If you’ve looked through this website, or read any of my blurbs about what I’m doing then you know that “Row for Blood” refers to the awareness and fundraising campaign that I am doing for Canadian Blood Services by rowing across the Atlantic Ocean. I have a personal connection for choosing this organization. Recently, my dad, who’s 73, received the diagnosis of acute leukemia. I’m sure there’s more medical words that go along with that, but, basically I was told that it’s pretty serious. He’s taking a chemo pill and he gets blood transfusions on a weekly basis. He was told that he has three months to a year to live. We are rapidly approaching the anniversary of that diagnosis and, with a tear in my eye, I imagine the possibilities of just how far beyond their grave prediction he might live. It’s death, so we never really know. And in the meantime, I’m grateful that Canadian Blood Services exists so that he can get his regular blood transfusions and stay alive.
Ever since deciding to highlight Canadian Blood Services I’ve come to learn so much about it and all the great things they do. They literally save lives. Whether it’s blood needed due to trauma, surgery, cancer treatment, or transfusions, the blood is there for anyone and everyone in Canada. Not everyone is eligible to give blood, but everyone is eligible to get blood. I am eligible to give, so I’ll be sure to keep giving on behalf of all the people I know and love who cannot.
To see if you are eligible go to their newly revamped website: “Can I Donate?”
I recently had the pleasure of meeting with some staff and getting a tour of the main blood donation clinic at Oak St and 33rd in Vancouver. I saw their whole-blood donation clinic, plasma donation clinic, and their cord blood bank. The cord blood bank is the most fascinating new information for me. Up until recently, Canada did not have any umbilical cord blood collection or public banking systems in place. In fact, the whole project is still in development. Cord blood is collected from the umbilical cord after a baby is born and the stem cells are banked for use as treatment in MANY MANY different diseases, most notably cancer. Under some circumstances this would be a treatment for acute leukemia, like my dad has, but for him it’s not a viable option.

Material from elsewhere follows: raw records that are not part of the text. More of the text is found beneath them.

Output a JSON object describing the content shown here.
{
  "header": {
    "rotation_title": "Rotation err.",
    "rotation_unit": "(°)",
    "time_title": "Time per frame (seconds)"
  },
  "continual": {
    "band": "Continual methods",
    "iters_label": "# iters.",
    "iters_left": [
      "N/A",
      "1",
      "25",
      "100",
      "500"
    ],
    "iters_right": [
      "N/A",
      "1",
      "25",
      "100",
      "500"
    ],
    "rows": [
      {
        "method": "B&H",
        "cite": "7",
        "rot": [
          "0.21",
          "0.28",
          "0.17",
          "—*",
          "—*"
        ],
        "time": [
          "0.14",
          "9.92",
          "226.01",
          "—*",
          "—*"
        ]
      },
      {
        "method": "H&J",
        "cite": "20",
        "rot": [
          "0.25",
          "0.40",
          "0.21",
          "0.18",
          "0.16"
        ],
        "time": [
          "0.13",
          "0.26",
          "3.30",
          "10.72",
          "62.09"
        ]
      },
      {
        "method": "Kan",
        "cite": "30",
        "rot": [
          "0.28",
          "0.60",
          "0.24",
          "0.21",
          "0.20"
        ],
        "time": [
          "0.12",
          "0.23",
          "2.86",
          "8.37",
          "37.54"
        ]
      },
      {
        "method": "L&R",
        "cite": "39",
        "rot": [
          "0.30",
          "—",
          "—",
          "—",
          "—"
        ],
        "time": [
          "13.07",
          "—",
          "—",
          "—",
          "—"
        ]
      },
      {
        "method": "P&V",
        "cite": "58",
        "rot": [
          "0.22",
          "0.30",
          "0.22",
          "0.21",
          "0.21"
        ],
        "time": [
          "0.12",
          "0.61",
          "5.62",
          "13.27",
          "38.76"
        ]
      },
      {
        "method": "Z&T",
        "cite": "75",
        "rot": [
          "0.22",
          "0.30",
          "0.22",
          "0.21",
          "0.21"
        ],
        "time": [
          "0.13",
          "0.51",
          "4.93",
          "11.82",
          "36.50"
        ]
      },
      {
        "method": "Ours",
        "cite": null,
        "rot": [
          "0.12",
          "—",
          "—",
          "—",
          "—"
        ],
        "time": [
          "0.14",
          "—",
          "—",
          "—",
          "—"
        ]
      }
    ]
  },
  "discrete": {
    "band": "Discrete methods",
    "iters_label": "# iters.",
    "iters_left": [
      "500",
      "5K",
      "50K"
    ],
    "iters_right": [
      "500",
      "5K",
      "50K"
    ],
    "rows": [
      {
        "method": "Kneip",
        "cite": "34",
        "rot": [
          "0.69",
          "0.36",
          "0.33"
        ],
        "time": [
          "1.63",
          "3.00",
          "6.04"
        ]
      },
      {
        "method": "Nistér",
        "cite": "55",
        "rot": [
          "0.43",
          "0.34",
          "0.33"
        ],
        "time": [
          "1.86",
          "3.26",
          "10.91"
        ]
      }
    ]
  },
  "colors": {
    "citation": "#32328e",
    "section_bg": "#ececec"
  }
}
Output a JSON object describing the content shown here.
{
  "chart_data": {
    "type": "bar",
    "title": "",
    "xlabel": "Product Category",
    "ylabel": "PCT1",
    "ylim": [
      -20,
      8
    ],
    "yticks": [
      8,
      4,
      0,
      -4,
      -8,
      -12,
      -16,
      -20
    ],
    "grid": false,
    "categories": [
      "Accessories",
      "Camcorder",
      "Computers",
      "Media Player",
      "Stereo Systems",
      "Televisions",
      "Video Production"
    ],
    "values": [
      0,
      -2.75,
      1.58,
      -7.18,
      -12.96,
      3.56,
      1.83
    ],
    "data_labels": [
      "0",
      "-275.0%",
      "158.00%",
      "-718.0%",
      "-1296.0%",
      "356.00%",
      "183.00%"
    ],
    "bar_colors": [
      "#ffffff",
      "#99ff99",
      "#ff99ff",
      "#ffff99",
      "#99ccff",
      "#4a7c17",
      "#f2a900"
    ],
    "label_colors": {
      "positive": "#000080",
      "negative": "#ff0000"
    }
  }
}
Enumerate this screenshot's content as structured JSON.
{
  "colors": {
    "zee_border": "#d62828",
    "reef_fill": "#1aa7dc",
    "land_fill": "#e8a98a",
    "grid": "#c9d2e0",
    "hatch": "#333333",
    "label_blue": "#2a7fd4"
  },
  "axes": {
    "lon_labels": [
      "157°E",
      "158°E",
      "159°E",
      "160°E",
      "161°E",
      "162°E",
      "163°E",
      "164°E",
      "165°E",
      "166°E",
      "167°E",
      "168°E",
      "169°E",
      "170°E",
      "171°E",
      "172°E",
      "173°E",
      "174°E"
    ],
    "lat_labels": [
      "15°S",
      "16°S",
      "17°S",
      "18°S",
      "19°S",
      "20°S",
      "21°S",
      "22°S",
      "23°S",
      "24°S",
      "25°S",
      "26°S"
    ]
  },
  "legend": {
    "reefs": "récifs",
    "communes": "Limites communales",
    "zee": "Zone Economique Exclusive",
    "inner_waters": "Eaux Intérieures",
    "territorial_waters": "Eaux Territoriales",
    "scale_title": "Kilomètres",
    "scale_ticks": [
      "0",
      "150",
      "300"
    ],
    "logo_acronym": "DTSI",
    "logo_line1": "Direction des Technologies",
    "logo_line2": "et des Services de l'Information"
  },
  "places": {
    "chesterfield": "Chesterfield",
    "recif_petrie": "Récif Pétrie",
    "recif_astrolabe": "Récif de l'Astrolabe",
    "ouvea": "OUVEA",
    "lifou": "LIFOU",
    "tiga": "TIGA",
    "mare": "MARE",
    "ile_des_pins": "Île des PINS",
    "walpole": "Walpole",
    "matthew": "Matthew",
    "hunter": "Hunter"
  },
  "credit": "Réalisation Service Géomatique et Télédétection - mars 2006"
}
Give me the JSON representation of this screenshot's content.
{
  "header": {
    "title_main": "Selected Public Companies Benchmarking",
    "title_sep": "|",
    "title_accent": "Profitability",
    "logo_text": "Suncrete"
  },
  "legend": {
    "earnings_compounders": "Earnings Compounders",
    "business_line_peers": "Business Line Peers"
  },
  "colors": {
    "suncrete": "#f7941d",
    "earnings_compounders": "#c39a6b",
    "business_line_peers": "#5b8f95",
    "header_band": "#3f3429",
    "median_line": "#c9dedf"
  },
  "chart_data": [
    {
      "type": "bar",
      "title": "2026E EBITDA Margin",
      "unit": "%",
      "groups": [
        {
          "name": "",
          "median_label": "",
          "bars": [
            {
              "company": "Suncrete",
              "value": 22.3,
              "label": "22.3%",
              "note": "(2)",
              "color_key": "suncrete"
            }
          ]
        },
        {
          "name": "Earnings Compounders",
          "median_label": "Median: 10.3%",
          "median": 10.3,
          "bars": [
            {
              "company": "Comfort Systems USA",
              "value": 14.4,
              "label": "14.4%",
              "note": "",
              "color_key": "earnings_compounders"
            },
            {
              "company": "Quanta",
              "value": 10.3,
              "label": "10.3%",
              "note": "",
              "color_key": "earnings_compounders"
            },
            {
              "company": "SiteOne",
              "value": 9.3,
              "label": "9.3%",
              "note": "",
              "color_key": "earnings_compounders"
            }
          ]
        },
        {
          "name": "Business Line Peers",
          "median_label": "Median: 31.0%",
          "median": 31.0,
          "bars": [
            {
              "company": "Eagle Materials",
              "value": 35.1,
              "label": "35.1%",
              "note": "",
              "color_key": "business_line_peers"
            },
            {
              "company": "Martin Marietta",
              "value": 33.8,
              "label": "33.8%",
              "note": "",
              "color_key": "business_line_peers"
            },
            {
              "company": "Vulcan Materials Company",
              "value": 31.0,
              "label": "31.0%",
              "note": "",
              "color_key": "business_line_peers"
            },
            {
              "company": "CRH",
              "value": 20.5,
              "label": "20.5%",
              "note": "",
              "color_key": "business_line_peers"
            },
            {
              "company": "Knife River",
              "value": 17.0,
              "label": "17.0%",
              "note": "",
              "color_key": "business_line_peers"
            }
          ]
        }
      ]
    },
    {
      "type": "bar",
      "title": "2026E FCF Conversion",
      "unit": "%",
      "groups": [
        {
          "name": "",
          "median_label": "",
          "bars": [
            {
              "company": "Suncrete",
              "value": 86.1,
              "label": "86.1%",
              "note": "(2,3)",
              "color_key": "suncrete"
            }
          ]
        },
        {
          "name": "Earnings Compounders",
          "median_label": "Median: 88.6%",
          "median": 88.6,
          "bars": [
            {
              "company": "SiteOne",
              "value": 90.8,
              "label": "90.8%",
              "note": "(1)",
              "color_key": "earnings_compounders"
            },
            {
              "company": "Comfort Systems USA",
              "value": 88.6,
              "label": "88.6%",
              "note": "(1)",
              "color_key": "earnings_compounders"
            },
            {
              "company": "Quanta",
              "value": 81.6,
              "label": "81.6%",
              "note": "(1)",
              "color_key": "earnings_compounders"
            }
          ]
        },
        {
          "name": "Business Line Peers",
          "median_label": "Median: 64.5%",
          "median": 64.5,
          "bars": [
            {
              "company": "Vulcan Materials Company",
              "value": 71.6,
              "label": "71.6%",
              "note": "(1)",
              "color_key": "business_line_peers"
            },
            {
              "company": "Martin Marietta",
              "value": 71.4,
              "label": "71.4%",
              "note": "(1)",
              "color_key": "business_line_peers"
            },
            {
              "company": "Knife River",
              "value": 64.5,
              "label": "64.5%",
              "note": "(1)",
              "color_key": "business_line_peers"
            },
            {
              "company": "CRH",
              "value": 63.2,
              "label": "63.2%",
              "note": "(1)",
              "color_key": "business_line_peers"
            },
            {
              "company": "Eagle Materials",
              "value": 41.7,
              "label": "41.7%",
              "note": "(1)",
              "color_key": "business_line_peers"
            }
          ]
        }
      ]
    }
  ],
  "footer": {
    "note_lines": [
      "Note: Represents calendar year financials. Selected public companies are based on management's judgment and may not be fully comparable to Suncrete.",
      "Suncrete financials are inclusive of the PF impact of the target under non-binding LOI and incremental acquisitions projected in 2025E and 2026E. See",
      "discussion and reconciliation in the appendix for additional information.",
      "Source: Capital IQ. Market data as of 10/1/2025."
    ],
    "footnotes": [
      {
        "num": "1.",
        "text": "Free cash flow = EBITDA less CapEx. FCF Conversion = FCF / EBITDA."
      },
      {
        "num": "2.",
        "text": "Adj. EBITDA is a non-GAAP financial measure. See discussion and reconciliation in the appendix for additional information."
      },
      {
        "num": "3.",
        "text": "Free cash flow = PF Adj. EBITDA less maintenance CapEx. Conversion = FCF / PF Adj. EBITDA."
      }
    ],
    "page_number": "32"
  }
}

The campaign to raise money to establish this program over the next couple of years is called For All Canadians. Money is being raised to continue establishing the collection sites and the necessary facilities and standards of operation. Hopefully, this will move beyond the few collection centres it’s in now. It’s such an easy way to donate stem cells that are healthy, ethnically diverse (necessary to reflect our population), and normally discarded as waste. For more info go to: FAQ – Cord Blood
On my row I will be raising money for this campaign and Canadian Blood Services, in general. As thousands of people follow the image of my boat slowly crossing the Atlantic Ocean (tracking systems will be in place) and read about my progress and pain in my daily blog, they will also learn about Canadian Blood Services and the people who’s lives have been touched by this organization.
I’m working hard to gather together all the money needed to get me and my boat on the water and pointed towards the middle of the ocean. And once I’m out there all the work I put in to get myself physically across will serve the dual purpose of bringing attention and money to Canadian Blood Services.